Ainda recentemente, com o respaldo decisivo da presidente do Tribunal de Justiça, desembargadora Cleonice Freire, e de alguns dos nossos colegas de primeiro grau, implementamos o projeto de Conciliação Itinerante, em convênio com a Universidade Federal do Maranhão (UFMA), contando com a participação determinada de várias outras instituições e empresas demandantes e demandadas com resultados expressivos e alvissareiros, a nos impelir ao caminho da interiorização do mesmo projeto, cujas bases lançamos recentemente nas comarcas de Balsas e Imperatriz.

Nesse mesmo afã, já demos a largada para a realização da 2ª Semana de Conciliação Itinerante, desta feita em convênio com a Universidade Estadual do Maranhão (UEMA), para atendimento aos jurisdicionados dos diversos bairros que circundam a instituição de ensino, todos de certa forma órfãos das ações inclusivas do Estado.

Autor: Jose Luiz Oliveira de Almeida

José Luiz Oliveira de Almeida é membro do Tribunal de Justiça do Estado do Maranhão. Foi promotor de justiça, advogado, professor de Direito Penal e Direito Processual Penal da Escola da Magistratura do Estado do Maranhão (ESMAM) e da Universidade Federal do Maranhão (UFMA).

2 comentários em “Sísifo e o Poder Judiciário”

  1. Brilhante texto, Dr. José Luiz. De fato, tem se intensificado a tendência para judicialização dos conflitos. Parece-nos que parte da sociedade está passando por um processo de invoução, na medida em que reserva a um terceiro (O Estado) a função de resolver seus litígios, por menores que sejam.
    Iniciativas como os Centros de Conciliação, sobretudo os que foram implantados em convênio com as Instituições de Ensino, revelam-se bastante eficazes para diminuir a quantidade de demandas no judiciário. Relevante também, que a implantação destes centros seja acompanhada de campanhas de conscientização da sociedade sobre a importância da conciliação para apacificação dos conflitos sociais. Parabéns pelo trabalho desempenhado, ainda que aos olhos dos outros haja semelhança com a Lenda de Sísifo.

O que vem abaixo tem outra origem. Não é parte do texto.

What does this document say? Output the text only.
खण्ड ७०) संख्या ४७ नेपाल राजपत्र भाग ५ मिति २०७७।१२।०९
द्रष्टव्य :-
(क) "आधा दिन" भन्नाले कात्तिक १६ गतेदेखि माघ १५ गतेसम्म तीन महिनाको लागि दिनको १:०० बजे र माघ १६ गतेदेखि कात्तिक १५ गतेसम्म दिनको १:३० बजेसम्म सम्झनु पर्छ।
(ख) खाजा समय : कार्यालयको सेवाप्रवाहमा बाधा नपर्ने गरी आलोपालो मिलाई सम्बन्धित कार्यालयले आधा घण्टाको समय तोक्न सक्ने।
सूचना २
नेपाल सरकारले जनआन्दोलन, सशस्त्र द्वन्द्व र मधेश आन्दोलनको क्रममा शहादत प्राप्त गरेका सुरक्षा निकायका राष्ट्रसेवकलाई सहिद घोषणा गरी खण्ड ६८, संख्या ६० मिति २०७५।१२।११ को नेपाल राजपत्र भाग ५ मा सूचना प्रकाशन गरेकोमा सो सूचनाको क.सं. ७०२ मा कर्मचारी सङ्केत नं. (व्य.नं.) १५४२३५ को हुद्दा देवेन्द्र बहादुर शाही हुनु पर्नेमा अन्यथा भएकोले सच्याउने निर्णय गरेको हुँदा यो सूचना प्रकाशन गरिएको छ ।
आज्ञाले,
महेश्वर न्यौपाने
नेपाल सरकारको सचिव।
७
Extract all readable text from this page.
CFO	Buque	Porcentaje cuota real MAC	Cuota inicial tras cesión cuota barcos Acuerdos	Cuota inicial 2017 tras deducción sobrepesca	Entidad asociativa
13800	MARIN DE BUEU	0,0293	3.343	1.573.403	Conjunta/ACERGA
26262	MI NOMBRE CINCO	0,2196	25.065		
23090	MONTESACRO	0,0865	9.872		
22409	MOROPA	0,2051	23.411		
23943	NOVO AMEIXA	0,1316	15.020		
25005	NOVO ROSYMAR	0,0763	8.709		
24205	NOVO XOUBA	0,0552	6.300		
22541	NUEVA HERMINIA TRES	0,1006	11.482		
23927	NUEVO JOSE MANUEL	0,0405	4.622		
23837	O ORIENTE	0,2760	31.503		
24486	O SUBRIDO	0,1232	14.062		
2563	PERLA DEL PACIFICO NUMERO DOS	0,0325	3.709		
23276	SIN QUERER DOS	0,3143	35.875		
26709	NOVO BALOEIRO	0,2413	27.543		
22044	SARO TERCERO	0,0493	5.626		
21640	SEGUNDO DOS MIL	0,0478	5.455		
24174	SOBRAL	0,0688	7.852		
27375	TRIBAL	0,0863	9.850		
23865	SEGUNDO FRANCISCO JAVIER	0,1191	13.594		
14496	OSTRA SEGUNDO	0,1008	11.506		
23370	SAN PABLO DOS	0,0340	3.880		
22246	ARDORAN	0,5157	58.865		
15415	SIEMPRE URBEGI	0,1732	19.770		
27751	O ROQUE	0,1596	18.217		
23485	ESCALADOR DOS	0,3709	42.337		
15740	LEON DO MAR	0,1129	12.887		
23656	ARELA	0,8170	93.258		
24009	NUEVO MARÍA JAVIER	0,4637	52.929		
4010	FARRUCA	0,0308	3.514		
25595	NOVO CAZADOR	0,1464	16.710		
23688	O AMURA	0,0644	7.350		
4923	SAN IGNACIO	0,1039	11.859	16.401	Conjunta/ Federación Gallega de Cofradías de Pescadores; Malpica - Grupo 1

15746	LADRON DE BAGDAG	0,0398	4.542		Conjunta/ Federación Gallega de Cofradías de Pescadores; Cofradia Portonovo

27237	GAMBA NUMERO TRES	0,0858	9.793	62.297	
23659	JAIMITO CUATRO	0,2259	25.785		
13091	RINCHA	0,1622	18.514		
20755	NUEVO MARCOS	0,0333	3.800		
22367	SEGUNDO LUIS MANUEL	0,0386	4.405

  2. O que dizer de um Sísifo que, sem qualquer interesse, apenas por admiração intelectual, ao invés de enganar os deuses procurou ajudá-los, quando inimigos “comuns” tramavam pela sua derrocada? A conciliação alem de trazer em sua essência a possibilidade do acordo traz a lume a concretização do perdão, sem ressentimentos,possibilitando que dessa forma que os “Sísifos”da vida alcancem seu objetivo e se livrem desse eterno castigo, como dizia Jean Baptiste :”eterno só o espírito”.A má lembrança é esquecida pelo real entendimento.